It wouldn’t be Christmas without hearing ‘Do They Know it’s Christmas’ at least once! But do you know why and where this song was recorded? In October 1984 Boomtown Rats singer Bob Geldof watched in horror as footage of the worsening Ethiopian famine played across his television screen as part of a BBC News documentary. A week later he met up with Midge Ure, who was just as troubled by what he had seen on the report. The two decided to channel their outrage into a new charity single.
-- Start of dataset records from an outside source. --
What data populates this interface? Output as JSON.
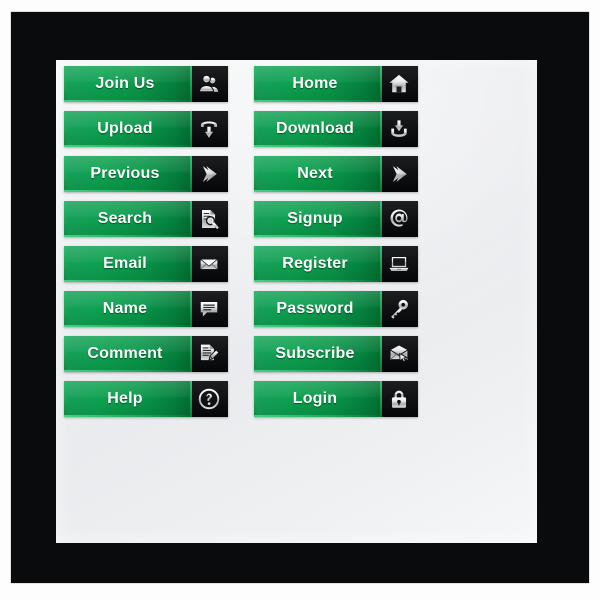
{
  "artboard": {
    "background_color": "#fdfdfd",
    "frame_color": "#090b0c",
    "panel_color": "#eceef0",
    "accent_green": "#0ca14f",
    "icon_plate_color": "#111315",
    "label_text_color": "#ffffff"
  },
  "button_set": {
    "columns": [
      {
        "name": "left-column",
        "buttons": [
          {
            "label": "Join Us",
            "icon": "users-icon"
          },
          {
            "label": "Upload",
            "icon": "upload-tray-icon"
          },
          {
            "label": "Previous",
            "icon": "arrow-right-chevron-icon"
          },
          {
            "label": "Search",
            "icon": "document-magnifier-icon"
          },
          {
            "label": "Email",
            "icon": "envelope-icon"
          },
          {
            "label": "Name",
            "icon": "speech-bubble-icon"
          },
          {
            "label": "Comment",
            "icon": "document-pen-icon"
          },
          {
            "label": "Help",
            "icon": "question-mark-circle-icon"
          }
        ]
      },
      {
        "name": "right-column",
        "buttons": [
          {
            "label": "Home",
            "icon": "house-icon"
          },
          {
            "label": "Download",
            "icon": "download-tray-icon"
          },
          {
            "label": "Next",
            "icon": "arrow-right-chevron-icon"
          },
          {
            "label": "Signup",
            "icon": "at-sign-icon"
          },
          {
            "label": "Register",
            "icon": "laptop-icon"
          },
          {
            "label": "Password",
            "icon": "key-icon"
          },
          {
            "label": "Subscribe",
            "icon": "envelope-cursor-icon"
          },
          {
            "label": "Login",
            "icon": "padlock-icon"
          }
        ]
      }
    ]
  }
}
The plan grew significantly larger in scope after Geldof made some calls to the British pop community. “I rang Sting and he said, ‘Yeah, count me in,’ and then [Simon] Le Bon. He just immediately said, ‘Tell me the date and we’ll clear the diary,’” Geldof told Melody Makerin 1984. “The same day I was passing by this antique shop and who is standing in there but [Spandau Ballet’s] Gary Kemp, just about to go off on tour to Japan. He said he was mad for it as well and to wait 10 days till they got back in the country… suddenly it hit me. I thought, ‘Christ, we have got the real top boys here,’ all the big names in pop are suddenly ready and willing to do this… I knew then that we were off, and I just decided to go for all the rest of the faces and started to ring everyone up, asking them to do it.” The vocal track was completed in one marathon 24-hour session, and — amazingly — in shops just days later, credited to “Band Aid.” Thanks to a massive publicity campaign and an hourly push on BBC radio, “Do They Know It’s Christmas?” shot to number one in the U.K., where it remained the biggest selling single until Elton John’s “Candle in the Wind 1997.” In addition to the tens of millions of dollars it raised worldwide for Ethiopian famine relief, the song helped sew the seeds for Geldof and Ure’s Live Aid concert the following year.
The recording took place in Notting Hill at Sarm West Studios, an old church converted into a studio in 1969.